The age of the youngest rocks in the Alnsjø succession is even more difficult to say with certainty than the oldest. Both Natterstad (1978) and Whattam et al. (2024) place the conglomerate at Storhaug as the youngest formation in the sequence. Dating sedimentary rocks is difficult. Igneous and some metamorphic rocks can be dated directly by radiometric dating of minerals that contain radioactive elements, such as the mineral zircon that contains uranium. However, this cannot be done for sedimentary rocks, because then you only get the ages of the source rocks. For sedimentary rocks, you need a volcanic layer within the rock or one above and one below that is datable. Another way to estimate the age of a rock is to find index fossils, which allow you to estimate the age, based on ages from another place with the same fossils. However, conglomerates are very poor at preserving fossils, because the coarse rocks often destroy the organic material before it can become a fossil. As these formations are interpreted as having been formed in freshwater, it will be difficult to find index fossils that can be correlated with other locations. If the dry desert landscape that existed at the Carboniferous-Permian transition (Laresen et al., 2008) still persisted in these formations, land plants and animals would also be rare and there might have been little life in the water as well.
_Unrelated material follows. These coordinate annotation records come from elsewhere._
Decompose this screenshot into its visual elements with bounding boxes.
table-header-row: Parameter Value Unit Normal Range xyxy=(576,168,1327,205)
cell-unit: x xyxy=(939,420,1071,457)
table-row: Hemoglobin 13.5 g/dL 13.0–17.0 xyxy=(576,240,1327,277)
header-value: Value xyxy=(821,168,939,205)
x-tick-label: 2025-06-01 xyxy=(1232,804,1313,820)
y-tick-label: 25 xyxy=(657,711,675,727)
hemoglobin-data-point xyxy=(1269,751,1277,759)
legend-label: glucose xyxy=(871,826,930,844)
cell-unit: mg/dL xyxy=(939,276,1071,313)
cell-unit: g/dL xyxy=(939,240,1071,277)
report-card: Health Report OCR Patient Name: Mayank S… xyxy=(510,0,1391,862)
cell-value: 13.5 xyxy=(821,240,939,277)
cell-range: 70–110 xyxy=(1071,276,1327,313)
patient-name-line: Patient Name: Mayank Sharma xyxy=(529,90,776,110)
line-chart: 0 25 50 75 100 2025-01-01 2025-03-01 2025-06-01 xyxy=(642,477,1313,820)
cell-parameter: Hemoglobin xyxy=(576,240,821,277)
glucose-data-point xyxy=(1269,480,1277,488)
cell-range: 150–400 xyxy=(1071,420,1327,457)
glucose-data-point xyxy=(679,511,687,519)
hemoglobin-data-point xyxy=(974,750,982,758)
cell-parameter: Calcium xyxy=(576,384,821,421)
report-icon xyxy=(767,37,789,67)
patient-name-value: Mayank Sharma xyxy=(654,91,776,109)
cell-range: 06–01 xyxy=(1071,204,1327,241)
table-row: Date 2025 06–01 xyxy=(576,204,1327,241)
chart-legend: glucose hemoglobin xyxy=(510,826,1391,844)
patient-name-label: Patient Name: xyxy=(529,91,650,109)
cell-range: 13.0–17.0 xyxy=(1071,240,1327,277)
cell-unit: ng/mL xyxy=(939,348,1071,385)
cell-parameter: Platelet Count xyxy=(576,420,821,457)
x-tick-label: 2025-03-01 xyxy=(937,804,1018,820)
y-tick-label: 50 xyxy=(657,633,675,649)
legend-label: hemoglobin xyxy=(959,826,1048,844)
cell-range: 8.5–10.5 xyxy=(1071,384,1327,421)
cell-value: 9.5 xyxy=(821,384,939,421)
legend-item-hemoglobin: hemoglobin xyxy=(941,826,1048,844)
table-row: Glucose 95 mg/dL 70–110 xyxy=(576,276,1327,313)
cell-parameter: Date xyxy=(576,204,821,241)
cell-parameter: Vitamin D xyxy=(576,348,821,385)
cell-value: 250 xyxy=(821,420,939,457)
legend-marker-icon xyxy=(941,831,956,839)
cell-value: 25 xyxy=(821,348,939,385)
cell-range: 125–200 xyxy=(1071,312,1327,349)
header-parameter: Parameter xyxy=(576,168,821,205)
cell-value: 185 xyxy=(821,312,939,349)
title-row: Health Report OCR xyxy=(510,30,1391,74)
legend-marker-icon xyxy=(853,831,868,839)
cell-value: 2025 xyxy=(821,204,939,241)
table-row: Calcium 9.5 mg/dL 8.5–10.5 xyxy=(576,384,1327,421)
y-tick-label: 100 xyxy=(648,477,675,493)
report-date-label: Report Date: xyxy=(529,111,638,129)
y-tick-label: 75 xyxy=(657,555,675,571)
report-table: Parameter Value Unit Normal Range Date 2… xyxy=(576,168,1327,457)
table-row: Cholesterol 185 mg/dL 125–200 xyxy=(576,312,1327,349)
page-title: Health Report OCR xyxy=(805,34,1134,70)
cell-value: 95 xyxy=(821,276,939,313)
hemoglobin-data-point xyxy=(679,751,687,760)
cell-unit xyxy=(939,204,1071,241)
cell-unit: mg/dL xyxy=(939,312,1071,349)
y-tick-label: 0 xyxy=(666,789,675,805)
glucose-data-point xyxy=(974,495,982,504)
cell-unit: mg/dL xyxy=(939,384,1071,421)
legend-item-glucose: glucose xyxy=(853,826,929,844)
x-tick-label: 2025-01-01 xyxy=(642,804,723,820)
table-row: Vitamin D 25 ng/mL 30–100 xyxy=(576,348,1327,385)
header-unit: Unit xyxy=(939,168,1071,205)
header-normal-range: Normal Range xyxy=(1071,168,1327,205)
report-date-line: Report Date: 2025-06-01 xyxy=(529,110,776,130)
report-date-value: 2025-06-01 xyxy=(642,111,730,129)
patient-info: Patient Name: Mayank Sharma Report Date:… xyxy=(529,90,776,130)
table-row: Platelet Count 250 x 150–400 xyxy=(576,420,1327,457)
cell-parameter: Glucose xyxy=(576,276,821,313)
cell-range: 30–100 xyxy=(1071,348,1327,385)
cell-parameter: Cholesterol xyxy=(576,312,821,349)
So fossils are likely not the way to go for the Alnsjø succession. 

What we can say for sure about the age of the Storhaug conglomerate is that it must be older than 252 ± 3 Ma, because that is the age of the Nordmarkite (Sundvoll & Larsen, 1990) that penetrated the Alnsjø succession. Presumably, the conglomerate is also older than the Grefsen syenite 255 ± 4 Ma (Sundvoll & Larsen, 1990) that is located around the southern end of the sequence. Directly below the conglomerate is the Storhaug ignimbrite, which is the last volcanic rock in the succession. Dating that ignimbrite will probably give the best estimate of the time span of the succession. Unfortunately, it is not an easy task. Whattam et al. (2024) report that the Storhaug ignimbrite contains both many fragments of older rocks and contains metamorphosed, green, lapilli (stones). Extracting enough minerals that can be reliably dated to when the rock was formed and do not belong to an earlier rock or later metamorphism will be quite a task.